An autonomous organization that works to ensure reliable, affordable and clean energy for its 29 member countries, the Paris-based IEA is focused on energy security and environmentally-aware economic development. On Thursday, it published its Medium-Term Renewable Energy Market Report 2014, providing market analysis and forecasts to 2020. It states that the global mix of renewable power generation has reached almost 22 percent, a slight increase from 2012 (21 percent) and a 4 percent increase from 2007.
In 2013, over $250 billion were invested in clean generating systems, but the IEA predicts that this amount is likely to decrease in the coming years. Politicians in various countries are concerned that the cost of renewable subsidies will grow untenable as the renewables come to market.

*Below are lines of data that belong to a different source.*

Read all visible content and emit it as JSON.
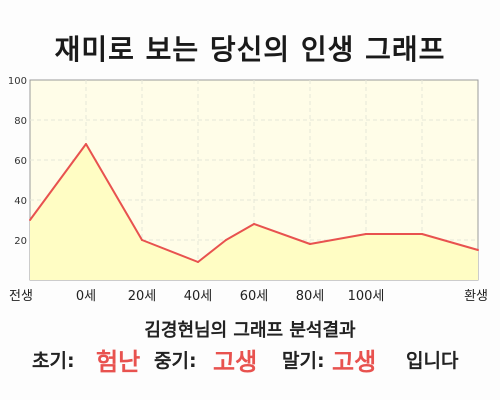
{
  "title": "재미로 보는 당신의 인생 그래프",
  "summary": "김경현님의 그래프 분석결과",
  "stages": {
    "early_label": "초기:",
    "early_value": "험난",
    "middle_label": "중기:",
    "middle_value": "고생",
    "late_label": "말기:",
    "late_value": "고생",
    "suffix": "입니다"
  },
  "colors": {
    "line": "#e8524f",
    "fill": "#fffdc4",
    "accent_text": "#e8524f",
    "grid": "#e6e6d8",
    "axis": "#555555"
  },
  "chart_data": {
    "type": "area",
    "title": "재미로 보는 당신의 인생 그래프",
    "xlabel": "",
    "ylabel": "",
    "x_tick_labels": [
      "전생",
      "0세",
      "20세",
      "40세",
      "60세",
      "80세",
      "100세",
      "환생"
    ],
    "y_ticks": [
      20,
      40,
      60,
      80,
      100
    ],
    "ylim": [
      0,
      100
    ],
    "grid": true,
    "legend": "none",
    "x": [
      -1,
      0,
      1,
      2,
      2.5,
      3,
      4,
      5,
      6,
      7
    ],
    "y": [
      30,
      68,
      20,
      9,
      20,
      28,
      18,
      23,
      23,
      15
    ]
  }
}
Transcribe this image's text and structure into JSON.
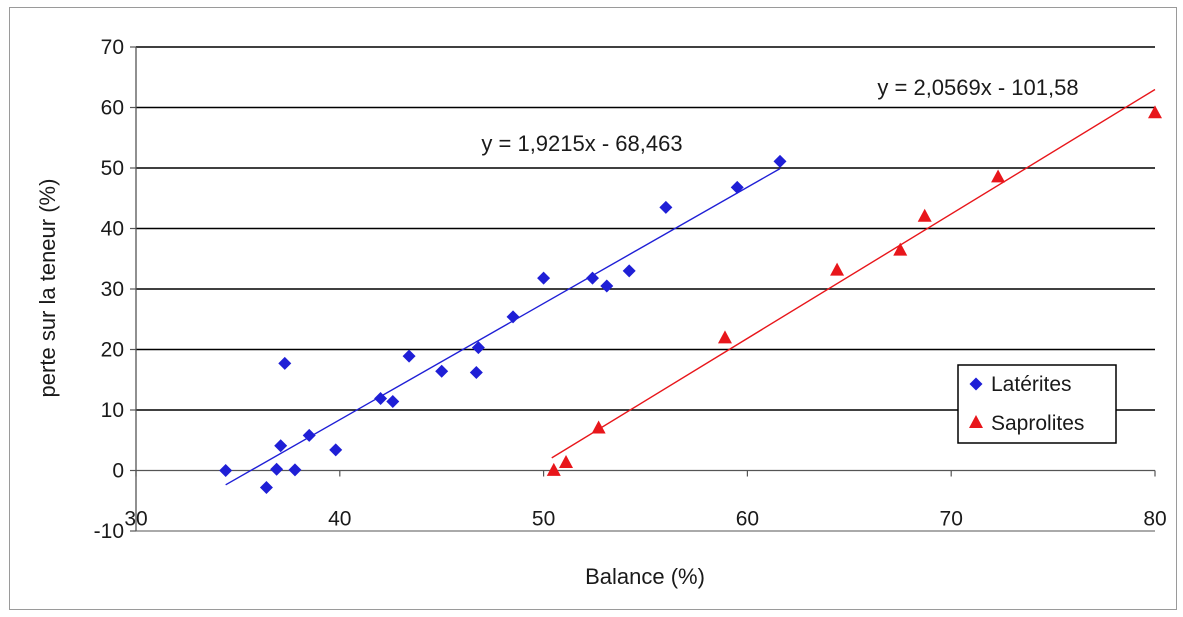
{
  "chart_data": {
    "type": "scatter",
    "title": "",
    "xlabel": "Balance (%)",
    "ylabel": "perte sur la teneur (%)",
    "xlim": [
      30,
      80
    ],
    "ylim": [
      -10,
      70
    ],
    "x_ticks": [
      30,
      40,
      50,
      60,
      70,
      80
    ],
    "y_ticks": [
      -10,
      0,
      10,
      20,
      30,
      40,
      50,
      60,
      70
    ],
    "grid": "horizontal",
    "legend_position": "right",
    "series": [
      {
        "name": "Latérites",
        "marker": "diamond",
        "color": "#1f1fd6",
        "points": [
          [
            34.4,
            0.0
          ],
          [
            36.4,
            -2.8
          ],
          [
            36.9,
            0.2
          ],
          [
            37.1,
            4.1
          ],
          [
            37.3,
            17.7
          ],
          [
            37.8,
            0.1
          ],
          [
            38.5,
            5.8
          ],
          [
            39.8,
            3.4
          ],
          [
            42.0,
            11.9
          ],
          [
            42.6,
            11.4
          ],
          [
            43.4,
            18.9
          ],
          [
            45.0,
            16.4
          ],
          [
            46.7,
            16.2
          ],
          [
            46.8,
            20.3
          ],
          [
            48.5,
            25.4
          ],
          [
            50.0,
            31.8
          ],
          [
            52.4,
            31.8
          ],
          [
            53.1,
            30.5
          ],
          [
            54.2,
            33.0
          ],
          [
            56.0,
            43.5
          ],
          [
            59.5,
            46.8
          ],
          [
            61.6,
            51.1
          ]
        ],
        "trendline": {
          "equation": "y = 1,9215x - 68,463",
          "slope": 1.9215,
          "intercept": -68.463,
          "x_range": [
            34.4,
            61.6
          ]
        }
      },
      {
        "name": "Saprolites",
        "marker": "triangle",
        "color": "#e8161b",
        "points": [
          [
            50.5,
            0.1
          ],
          [
            51.1,
            1.4
          ],
          [
            52.7,
            7.1
          ],
          [
            58.9,
            22.0
          ],
          [
            64.4,
            33.2
          ],
          [
            67.5,
            36.5
          ],
          [
            68.7,
            42.1
          ],
          [
            72.3,
            48.6
          ],
          [
            80.0,
            59.2
          ]
        ],
        "trendline": {
          "equation": "y = 2,0569x - 101,58",
          "slope": 2.0569,
          "intercept": -101.58,
          "x_range": [
            50.4,
            80.0
          ]
        }
      }
    ]
  }
}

The executive director of the IEA, Maria van der Hoeven, told the Guardian that policymakers are being unreasonably skittish. “Renewables are a necessary part of energy security,” she said. “However, just when they are becoming a cost-competitive option in an increasing number of cases, policy and regulatory uncertainty is rising in some key markets.”
Moreover, “Many renewables no longer need high incentive levels. Rather, given their capital-intensive nature, renewables require a market context that assures a reasonable and predictable return for investors.”

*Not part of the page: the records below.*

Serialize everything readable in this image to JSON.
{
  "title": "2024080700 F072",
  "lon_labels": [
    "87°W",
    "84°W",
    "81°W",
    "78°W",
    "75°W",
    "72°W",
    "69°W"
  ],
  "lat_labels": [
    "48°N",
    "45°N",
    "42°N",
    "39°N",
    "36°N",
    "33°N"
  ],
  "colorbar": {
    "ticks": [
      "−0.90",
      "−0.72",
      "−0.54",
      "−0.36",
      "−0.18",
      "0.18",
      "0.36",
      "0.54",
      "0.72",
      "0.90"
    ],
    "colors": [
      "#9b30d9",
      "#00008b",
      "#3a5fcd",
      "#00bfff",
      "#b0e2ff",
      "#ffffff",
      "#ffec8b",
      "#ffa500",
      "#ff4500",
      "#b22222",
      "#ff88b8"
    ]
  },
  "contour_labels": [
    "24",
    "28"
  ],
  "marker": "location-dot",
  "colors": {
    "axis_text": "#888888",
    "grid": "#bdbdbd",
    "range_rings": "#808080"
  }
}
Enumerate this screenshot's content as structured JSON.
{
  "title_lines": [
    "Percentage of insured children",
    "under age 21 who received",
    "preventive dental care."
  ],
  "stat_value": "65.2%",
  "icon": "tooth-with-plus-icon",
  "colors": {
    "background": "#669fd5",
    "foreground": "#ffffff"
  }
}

At the current growth rate, renewables could produce as much as 26 percent of the world’s electricity by 2020. But that would still leave countries short of keeping greenhouse gas emissions from raising the global climate above 2 degrees Celsius.
Justin Wilkes, the deputy chief executive of the European Wind Energy Association, says governments need to step up their game: “Europe’s heads of state need to agree in October on a binding 30 percent renewables target if real progress is going to be made to improve Europe’s energy security, competitiveness and climate objectives.”